Su cierre para octubre de este año es fruto de nuevas realidades. Su ubicación, incapacidad de crecimiento y limitada extensión de sus pistas impiden su uso a aviones grandes lo que provoca pérdidas en su operación (10 millones de euros anuales). Su importancia política desaparece luego de la caída del Muro de Berlín.
Vale recordar que producto de los acuerdos de la Conferencia de Yalta (1943) y Postdam (1945) se dividieron Alemania y Berlín, por su valor estratégico, en cuatro zonas de ocupación determinadas por las posiciones militares de las potencias vencedoras.
El interés común de los aliados era mantener una Alemania débil. Luego resultó evidente que tal decisión solo favorecería los intereses soviéticos, y la urgente necesidad de fortalecer a Alemania occidental. Producto de esta nueva visión, se creó una nueva moneda, el marco alemán y se ideó el Plan Marshall.
En ese pulso entre “aliados,” la Unión Soviética aprovecha la condición aislada de la capital muy adentro del territorio soviético, y con el doble afán de apropiarse del territorio y debilitar a sus contrapartes en el escenario mundial, cierra toda vía de comunicación y abastecimiento terrestre y fluvial hacia Berlín Oeste. Esta decisión, mejor conocida como Bloqueo de Berlín sucedió justamente hace 60 años, en junio de 1948.
En una medida histórica, y sin precedentes en la aviación mundial, se decide abastecer por vía aérea y de manera indefinida a una población de 2,5 millones de habitantes. Está titánica labor requirió el sacrificio en hambre y frío de la población en Berlín pues el abastecimiento pleno tomaría, en el más optimista de los pronósticos, meses. Demandaba además el compromiso en recursos y extraordinaria coordinación de tres fuerzas aéreas, en ese momento en gran medida desmovilizadas, y la cooperación de la población alemana occidental.

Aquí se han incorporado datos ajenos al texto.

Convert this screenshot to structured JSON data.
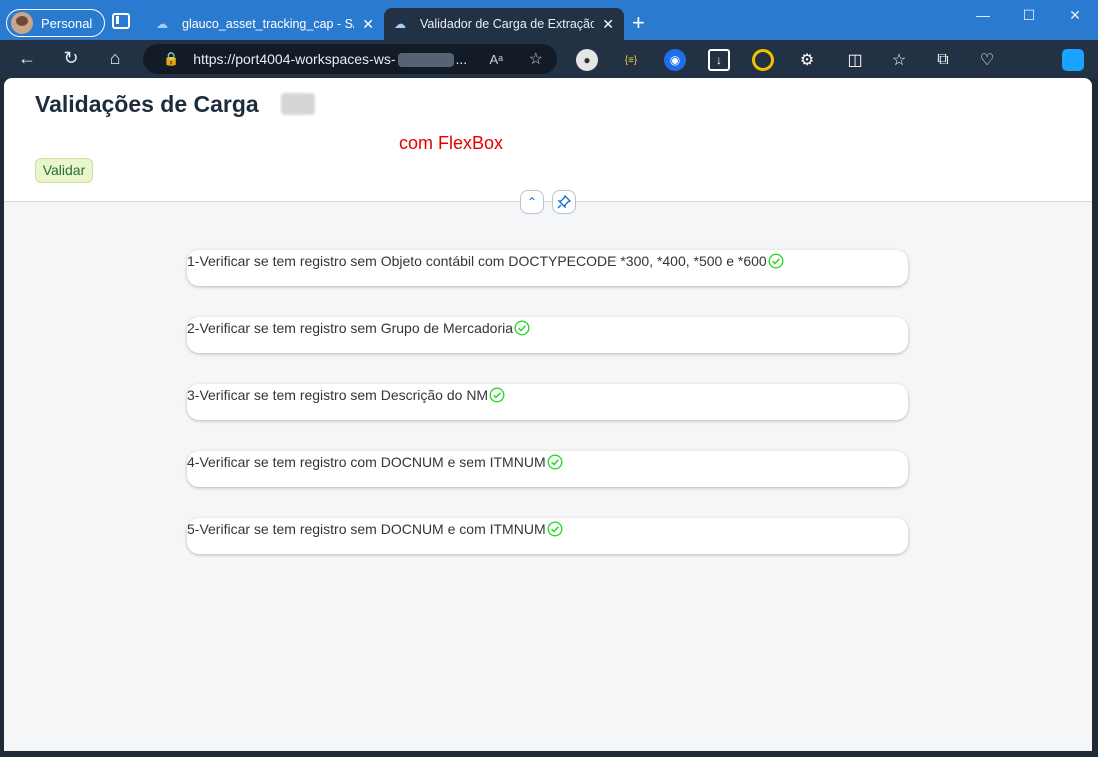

El puente aéreo resultó un éxito. Solo en Tempelhof se tuvieron que construir dos pistas en cinco meses (con maquinaria movilizada también vía aérea). En su punto máximo se llegó a la cifra récord de 1.400 vuelos diarios, durante las 24 horas del día, lo que significada un vuelo por minuto en los tres aeropuertos que operaban en Berlín Oeste, Tempelhof, Tegel y Gatow.
El bloqueo oficialmente finalizó en setiembre de 1949. Los soviéticos comprendieron que las potencias occidentales no tenían intención de rendirse.